Multimedia Terrestrial Infrastructure / Services Evolution and the Role of Satellites

Objectives

The last years of the 20th Century have provided us with many valuable lessons about the role that satellite communications has to play in the overall telecommunications market place. This study aims to learn from these episodes and provide a comprehensive review of the future role of satellite communications within the telecommunications infrastructure as a whole, and not just in isolation. Thus, the focus of the study is on identifying areas where satellite communications can complement and integrate with terrestrial networks to provide enhanced and efficient multimedia services to end users, avoiding head-on competition in markets where terrestrial services have the upper hand.









 



 


Future multimedia services will offer many commercial opportunities for satellite communications systems to provide underlying bearer services. The study will:


  • determine exactly where satellite has the commercial potential to support these future multimedia services either directly or by supporting the terrestrial infrastructure;
  • identify areas requiring strategic development of satellite technology and make recommendations for the next generation of multimedia satellites.


This study must therefore cover a wide range of technical, commercial and regulatory issues relating to both terrestrial and satellite implementations of multimedia services.

Challenges

Key issues for this study are:



  • To develop a realistic view of the future development of the multimedia marketplace to 2005 and beyond;
  • To concentrate on satellite's inherent strengths and identify how these can be used to improve end-to-end multimedia service delivery;
  • To recognise the limitations of the terrestrial communications infrastructure;
  • To identify the key commercial and technical requirements of the next generation of multimedia satellites.

Benefits

The study recommendations will be the culmination of a structured analysis that will capture a comprehensive and realistic insight into the needs of future multimedia services. This analytical approach will ensure that the study cuts through the widespread marketing rhetoric and highlights real commercial opportunities for satellite. The wide ranging commercial experience of the study team will ensure that the commercial opportunities that are identified by the study are derived from a firm economic and commercial basis.


In particular, the study will:



  • Provide a commercially-based insight into the development of the multimedia marketplace;
  • Highlight satellite's core strengths in the future multimedia marketplace;
  • Highlight areas where satellite can work to complement the terrestrial infrastructure to provide an improved bearer platform for these future multimedia services;
  • Identify areas of particular commercial opportunity for satellite in this future multimedia marketplace;
  • To highlight key technical developments required to maintain satellites' commercial competitiveness in the delivery of future multimedia services.

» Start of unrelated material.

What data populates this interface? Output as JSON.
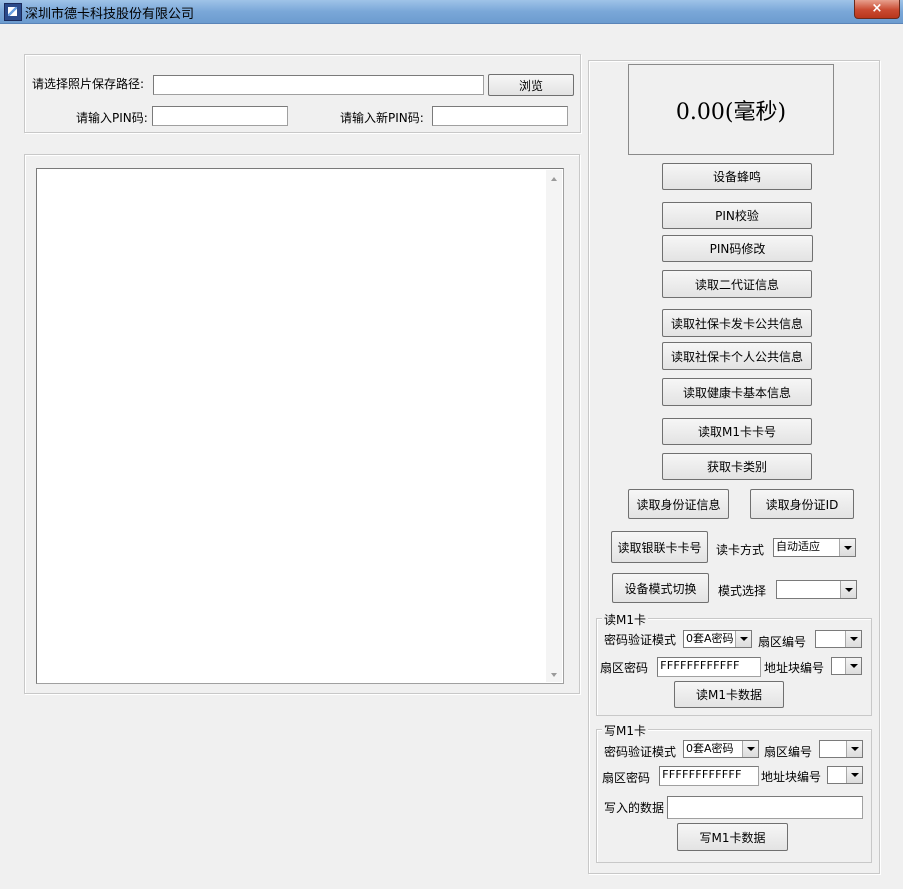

The study's commercial and technical recommendations will therefore give ESA the platform to maintain the European space industry's position at the vanguard of future multimedia delivery systems.

Features

NA

Plan

The study is split into three main phases:


  • Phase 1
    A thorough review of current and future multimedia services and an analysis of the requirements of those services;

  • Phase 2
    Matching of the multimedia service requirements to the terrestrial bearer capabilities and the identification of future commercial opportunities in the bearer market;

  • Phase 3
    Identification of areas where satellite can support or complement the terrestrial infrastructure and an analysis of key future multimedia satellite technologies.

Current status

The study was completed in the last quarter of 2001. Phase 1 of the study identified six key groups of multimedia service, each with their own characteristic data flow requirements (e.g. number of users, bandwidth, timeliness etc). Phase 2 of the study mapped these service requirements onto the terrestrial bearer capabilities to highlight where satellite could potentially support the terrestrial infrastructure in delivery of end-to-end services. This work was supported with extensive industry interviews to ensure the study's recommendations reflected the requirements of the key industry players that would be moulding the future multimedia marketplace. A number of potential opportunities were identified for satellite, which were then examined in more depth through the development of the following case studies:


  • high performance networks
  • cable return channel (for internet access)
  • interactive TV return channel
  • edgecasting
  • "micro-broadcasting"
  • non-metropolitan broadband internet access
  • home gateway services

The scenario analysis included commercial, economic and technical analysis to assess the commercial viability and technical requirements for satellite support in each scenario. The analysis showed promising commercial cases for satellite in most of these scenarios (all except cable return channels). It also highlighted the following key strategic development areas for satellite to meet the future market needs:



  • digital rights management
  • internet protocol optimisation over satellite
  • internet traffic characterisation and quality of service
  • routing, access control and billing for shared internet access
  • data management and configuration technologies
  • interactive TV return channel infrastructure
  • "hot spot" migration strategies
  • advanced consumer terminals

To summarise, satellite can play a key role in the development of the future multimedia market, both in terms of supporting terrestrial infrastructure and in the end-to-end delivery of certain multimedia services. However, a number of key strategic technology developments are required to maximise satellite's potential in this important and dynamic marketplace.